Как она много любила!
— Не сердись, Левушка, — говорила она, — я больна, я несправедлива, имей терпенье со мною. Но ты представить себе не можешь, как тяжело мне.
Бедная страдалица сгорала как свечка; можно было почти предвидеть, когда она в последний раз вспыхнет и потухнет. Глаза и щеки ее впали, руки иссохли, как щепки, голос ослабел до невнятного шепота; без чужой помощи не могла она уже приподняться с изголовья; нервная кожа ее страдала от малейшего прикосновенья, почему, при поворачивании больной, дотрагиваться до нее можно было только с величайшей осторожностью.
Вскоре состояние ее было безнадежно.
— Мужайтесь, — сказал учителю доктор, — более недели ей не прожить.
Сама Мари предчувствовала свой конец.
— Умереть, неужели уже умереть?! — лепетала она про себя. — Да не хочу же я, не хочу! Теперь, когда стала, наконец, совсем счастливой, бросить все, все! Это несправедливо, это бесчеловечно! Пожить я хочу… Господи, что ж это такое!
В ее воспаленных, все еще прекрасных, выразительных глазах вспыхивал бессильный гнев, слабо металась она на постели.
— На кого я тебя-то оставлю? — жаловалась она потом. — Кто будет заботиться о тебе? Ты полюбишь другую, полюбишь Наденьку, она будет ласкаться к тебе… Ах, нет, не нужно, не нужно!

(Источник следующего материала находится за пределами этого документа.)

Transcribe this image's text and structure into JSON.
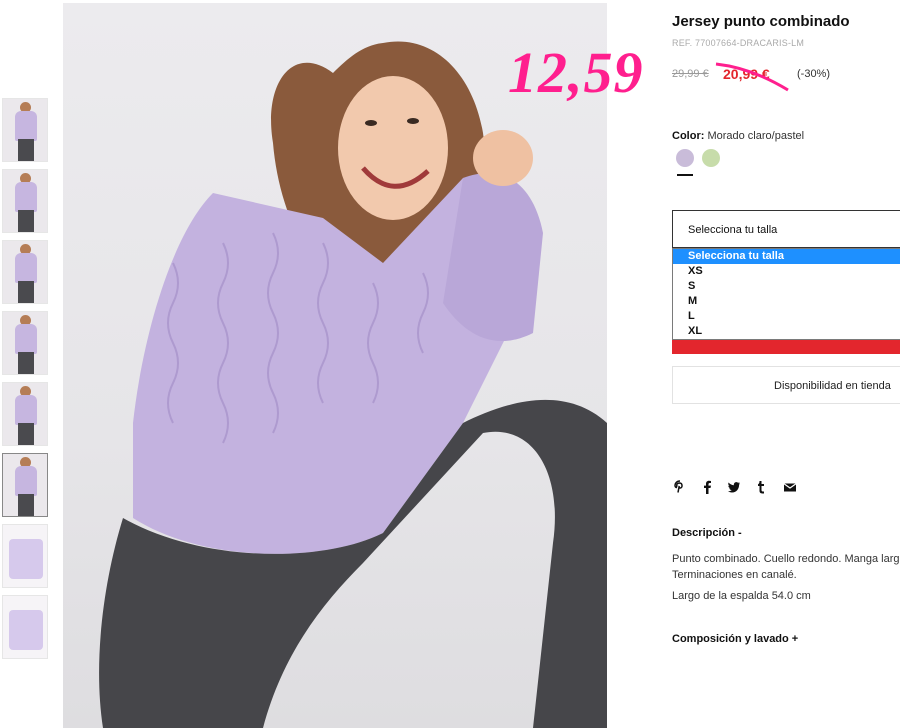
{
  "product": {
    "title": "Jersey punto combinado",
    "ref": "REF. 77007664-DRACARIS-LM",
    "price_original": "29,99 €",
    "price_sale": "20,99 €",
    "discount": "(-30%)",
    "overlay_price": "12,59"
  },
  "color": {
    "label": "Color:",
    "value": "Morado claro/pastel",
    "swatches": [
      {
        "name": "lilac",
        "hex": "#c9bcd9"
      },
      {
        "name": "green",
        "hex": "#c7dcaa"
      }
    ]
  },
  "size": {
    "placeholder": "Selecciona tu talla",
    "options": [
      "Selecciona tu talla",
      "XS",
      "S",
      "M",
      "L",
      "XL"
    ],
    "highlighted_index": 0
  },
  "availability": "Disponibilidad en tienda",
  "share_icons": [
    "pinterest-icon",
    "facebook-icon",
    "twitter-icon",
    "tumblr-icon",
    "mail-icon"
  ],
  "description": {
    "heading": "Descripción -",
    "text": "Punto combinado. Cuello redondo. Manga larga. Terminaciones en canalé.",
    "length": "Largo de la espalda 54.0 cm"
  },
  "composition": {
    "heading": "Composición y lavado +"
  },
  "thumbnails": 8,
  "colors": {
    "accent_red": "#e3262d",
    "overlay_pink": "#ff1f8e",
    "select_blue": "#1e90ff"
  }
}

Слезы, но скудные, безотрадные слезы текли по ее впалым, разгоряченным щекам.
— А мальчик наш? Сиротинка, что с ним-то станется? Мальчик, сыночек мой, где он?
Ей приносили сына. Ослабшими, сухими губами целовала она его.
— Господи, да будет воля твоя! Лева… есть на свете еще женщина, оценившая тебя, — Наденька. Не перебивай меня; она жива, я это знаю. Бог же с тобой, полюби уж ее, пусть печется о тебе, о нашем мальчике… Назови его также Львом; не забудь, мой милый…
— Да ты оправишься, ты еще долгие годы проживешь с нами, — говорил, чуть не плача, Ластов.
— Напрасно утешаешь, сам ведь не веришь. Слышу я ее, злодейку-смерть, в груди здесь сидит она у меня, сосет меня… Кто бы поверил, что так тошно помирать! Ужели так и покончить?
Не было у нее уже сил рыдать: выходили одни хриплые, раздирающие душу стенания, только руки ее судорожно поднимались с ложа, чтобы тотчас же упадать в бессилии, только ноги вздрагивали, да воспаленные, треснувшие губы сжимались и размыкались.
Однажды ночью, не будучи в состоянии преодолеть усталость, Ластов бессознательно задремал на стуле. Когда он вдруг встрепенулся и на цыпочках приблизился к жене, то не расслышал уже ее дыхания. Несмотря на постоянное ожидание этой минуты, сердце у него безысходно заныло. Не смея еще положительно увериться в случившемся, он отошел к окну и прислонился головой к холодному стеклу. Собравшись с духом, он взял ночник и, стиснув зубы, подошел к одру жены. Полный свет лампадки упал на безжизненные черты молодой страдалицы; глаза, подернутые уже пеленою смерти, были полуоткрыты. Ластов взял ее руку. Рука была холодна и тяжела, как свинец. Превозмогая себя, закрыл оп умершей глаза, сложил ей на груди руки, поправил одеяло. Затем, задув огонь, присел на пол у изголовья покойницы и спрятал лицо в руки. Счастливы люди, которым даны слезы! Со слезами утекает и их горе. Более глубокие натуры не умеют плакать: скорбь грызет, гложет их внутри, слезы подступают к горлу, душат, как плотно стянутая петля, но не вырываются наружу. И много времени требуется на то, чтобы затаенная кручина испарилась капля по капле.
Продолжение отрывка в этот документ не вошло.